The post-2015 agenda and the evolution of the World Bank Group

The Addis Ababa Action Agenda reaffirms the central role of development banks in providing concessional and non-concessional long-term financing, countercyclical financing, guarantees and leverage, policy advice, capacity building, and other support to the post-2015 agenda. “We recognize the significant potential of multilateral development banks and other international development banks in financing sustainable development and providing know-how. … We stress that development banks should make optimal use of their resources and balance sheets, consistent with maintaining their financial integrity, and should update and develop their policies in support of the post-2015 development agenda, including the sustainable development goals (SDGs).”

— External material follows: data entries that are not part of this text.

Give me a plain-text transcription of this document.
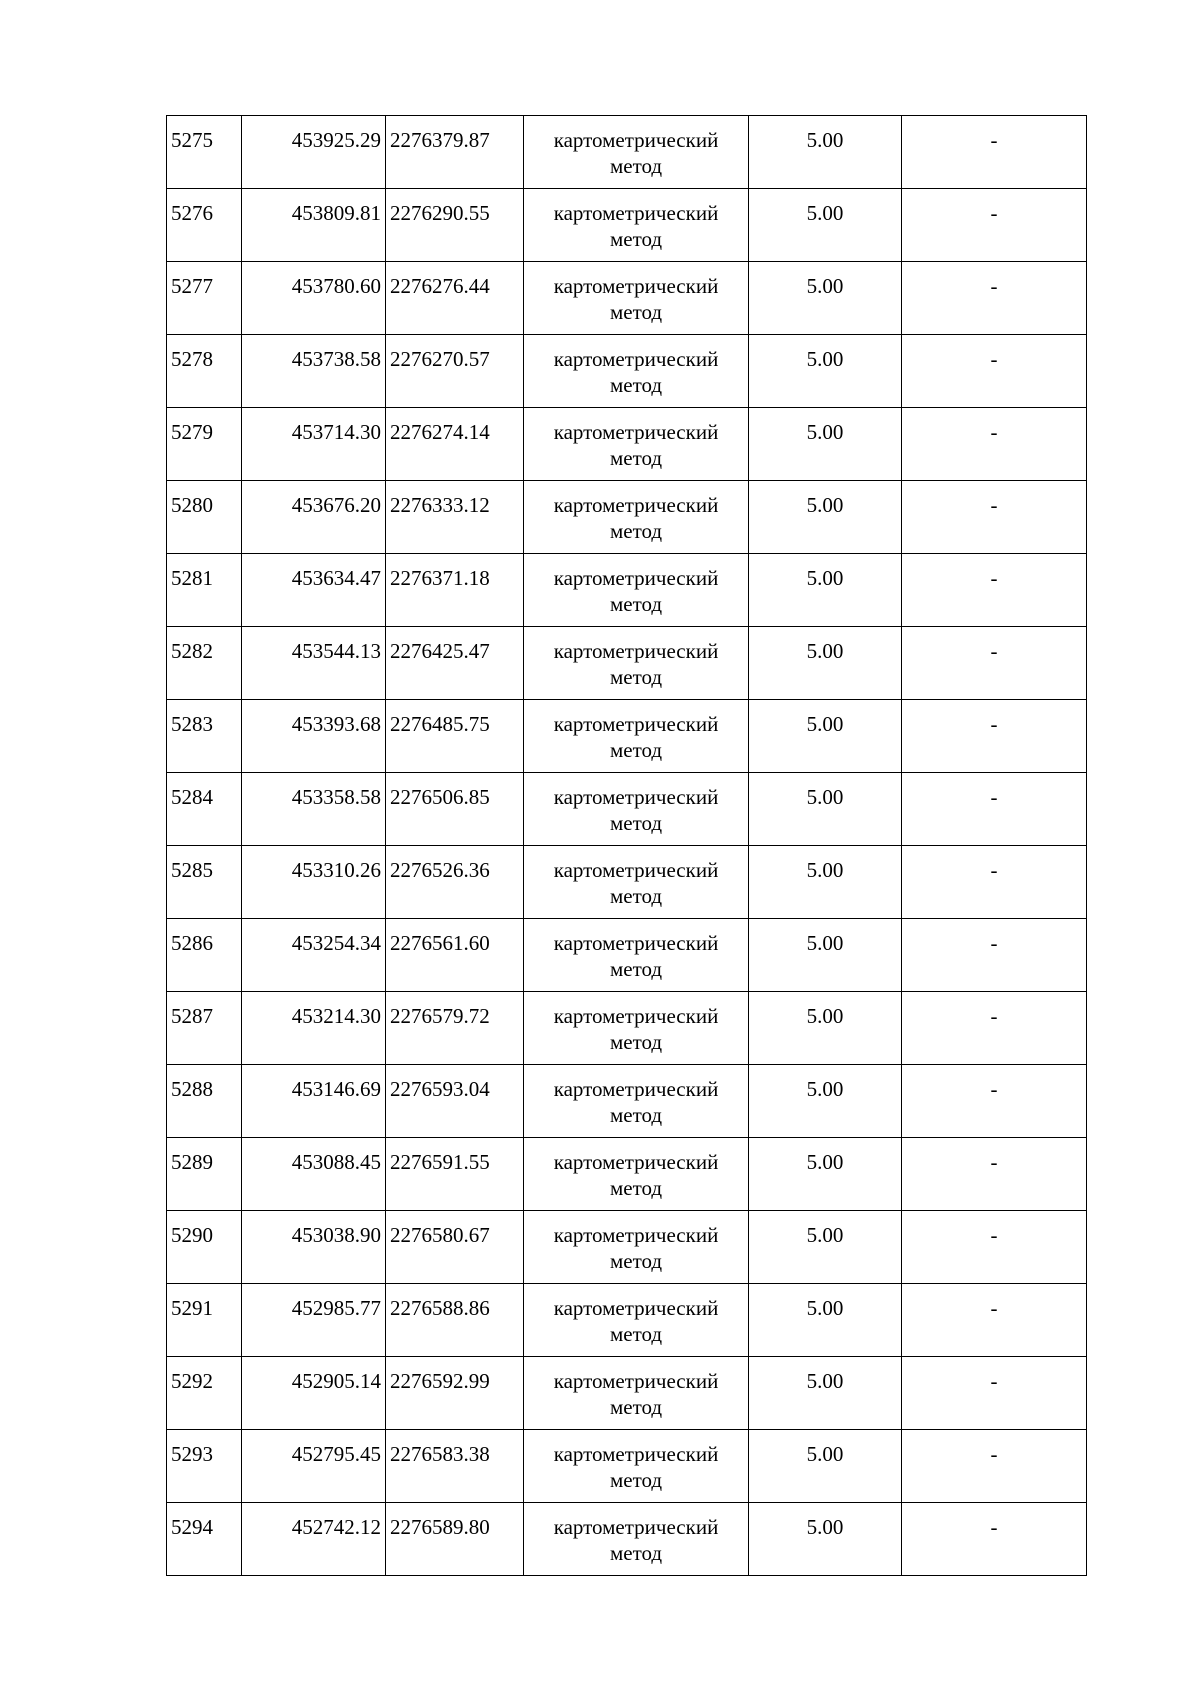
5275	453925.29	2276379.87	картометрический метод	5.00	-
5276	453809.81	2276290.55	картометрический метод	5.00	-
5277	453780.60	2276276.44	картометрический метод	5.00	-
5278	453738.58	2276270.57	картометрический метод	5.00	-
5279	453714.30	2276274.14	картометрический метод	5.00	-
5280	453676.20	2276333.12	картометрический метод	5.00	-
5281	453634.47	2276371.18	картометрический метод	5.00	-
5282	453544.13	2276425.47	картометрический метод	5.00	-
5283	453393.68	2276485.75	картометрический метод	5.00	-
5284	453358.58	2276506.85	картометрический метод	5.00	-
5285	453310.26	2276526.36	картометрический метод	5.00	-
5286	453254.34	2276561.60	картометрический метод	5.00	-
5287	453214.30	2276579.72	картометрический метод	5.00	-
5288	453146.69	2276593.04	картометрический метод	5.00	-
5289	453088.45	2276591.55	картометрический метод	5.00	-
5290	453038.90	2276580.67	картометрический метод	5.00	-
5291	452985.77	2276588.86	картометрический метод	5.00	-
5292	452905.14	2276592.99	картометрический метод	5.00	-
5293	452795.45	2276583.38	картометрический метод	5.00	-
5294	452742.12	2276589.80	картометрический метод	5.00	-
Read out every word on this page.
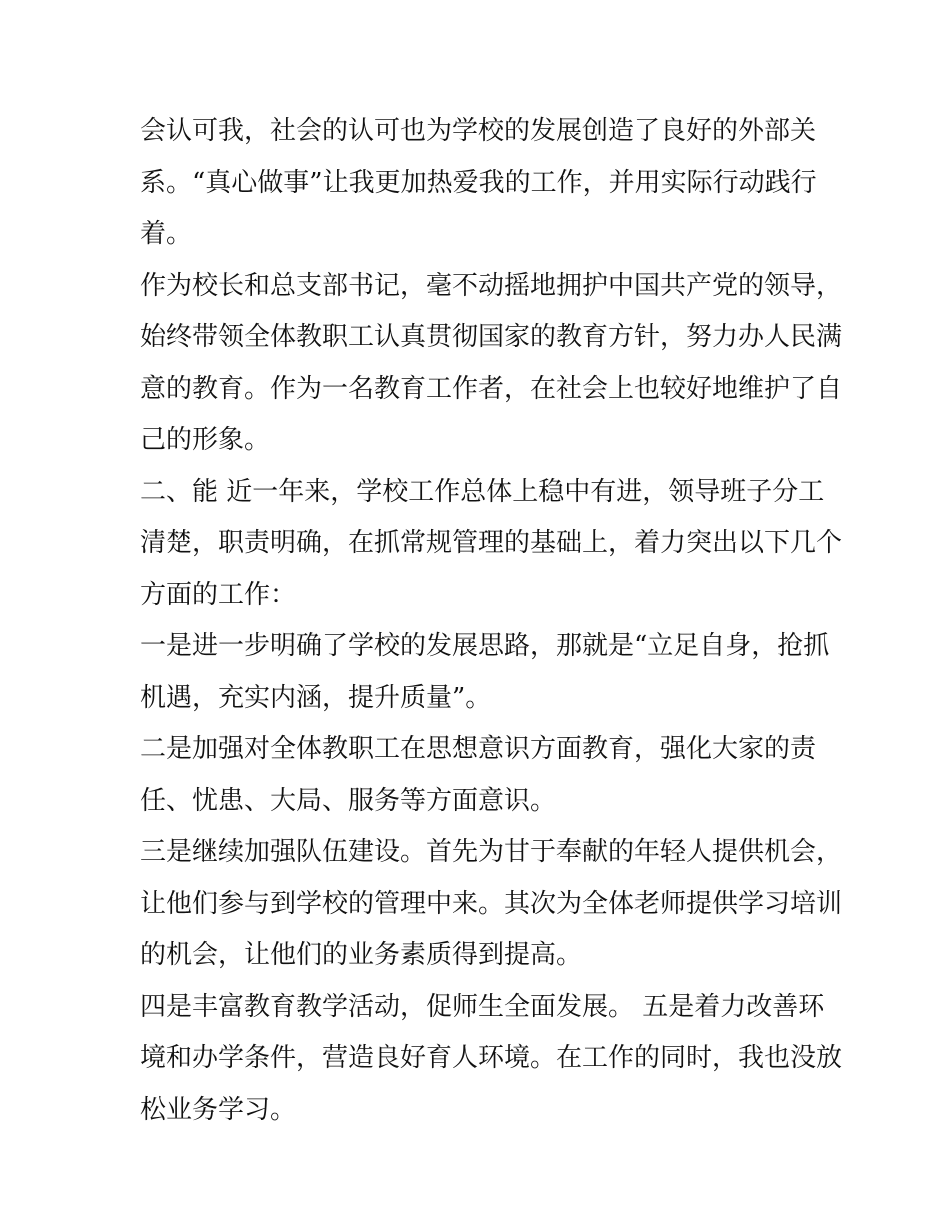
会认可我，社会的认可也为学校的发展创造了良好的外部关
系。“真心做事”让我更加热爱我的工作，并用实际行动践行
着。
作为校长和总支部书记，毫不动摇地拥护中国共产党的领导，
始终带领全体教职工认真贯彻国家的教育方针，努力办人民满
意的教育。作为一名教育工作者，在社会上也较好地维护了自
己的形象。
二、能 近一年来，学校工作总体上稳中有进，领导班子分工
清楚，职责明确，在抓常规管理的基础上，着力突出以下几个
方面的工作：
一是进一步明确了学校的发展思路，那就是“立足自身，抢抓
机遇，充实内涵，提升质量”。
二是加强对全体教职工在思想意识方面教育，强化大家的责
任、忧患、大局、服务等方面意识。
三是继续加强队伍建设。首先为甘于奉献的年轻人提供机会，
让他们参与到学校的管理中来。其次为全体老师提供学习培训
的机会，让他们的业务素质得到提高。
四是丰富教育教学活动，促师生全面发展。 五是着力改善环
境和办学条件，营造良好育人环境。在工作的同时，我也没放
松业务学习。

This paper argues that the Addis Action plan and the SDGs represent a milestone in the changed thinking about the role of the multilateral development banks (MDBs) and the World Bank Group (WBG) in particular. By elaborating on a universal agenda for sustainable development, rather than a narrow focus on reducing poverty, the scope and ambition of support needed by low and middle-income countries has widened substantially. This paper looks at how the WBG might respond to these new challenges.

The SDGs cover a far broader scope than the Millennium Development Goals, and represent, in many ways, a validation of what the WBG has been doing for many years. The Addis Ababa Action Agenda for the third U.N. financing for development conference shows why:

  • It puts the responsibility for development squarely on countries themselves; “Cohesive nationally owned sustainable development strategies, supported by integrated national financing frameworks, will be at the heart of our efforts.” The role of development agencies, in this view, is to support country-led processes, not replace them. This favors organizations like the World Bank Group with country-based operational structures and strong country presence, compared to, for example, vertical funds that have a global thematic focus but weaker country footprints.
  • It gives prominence to “blended finance” and the leveraging of grants and other support with money raised on private capital markets. The Bank has always done this, with particular success in partnering with the Global Environment Facility (GEF), various climate trust funds, the Global Partnership for Education, and the Global Agriculture and Food Security Program.
  • It calls for multifaceted interventions. The WBG’s credits and loans have typically been accompanied by capacity building, technical assistance, evaluation, policy reform, and other elements of a package of interventions that are needed to have an impact. This is now recognized as how development must be done.
  • It promotes risk-mitigation mechanisms; the WBG’s Multilateral Investment Guarantee Agency (MIGA) is the largest provider of these instruments in the world and is expressly recognized in the Addis document; the International Bank for Reconstruction and Development (IBRD) too has the ability to provide guarantees, although actual use of this instrument has been limited.
  • It brings private business to the center of development; “foreign direct investment [is a] vital complement to national development efforts.” The International Finance Corporation (IFC) is by far the largest official lender to private business; IBRD and International Development Association (IDA) provide help with improving the investment climate.
  • It emphasizes the importance of delivery of public social services (“a new global social compact”), infrastructure, sound policies and institutions, and good governance, all areas that the WBG has emphasized for some time.
  • It recognizes that “countries in conflict and post-conflict situations also need special attention.” The WBG was one of the earliest development organizations to specifically focus on this issue, applying recommendations of a 2002 Task Force report.

Internally, the WBG has reorganized itself into global practices that match well with the SDGs, and has articulated “Twin Goals” to end poverty by 2030 and to boost shared prosperity for the bottom 40 percent of the population in each country. These goals in turn resonate with the ambition of the SDGs to end poverty and hunger and to promote peaceful and inclusive societies.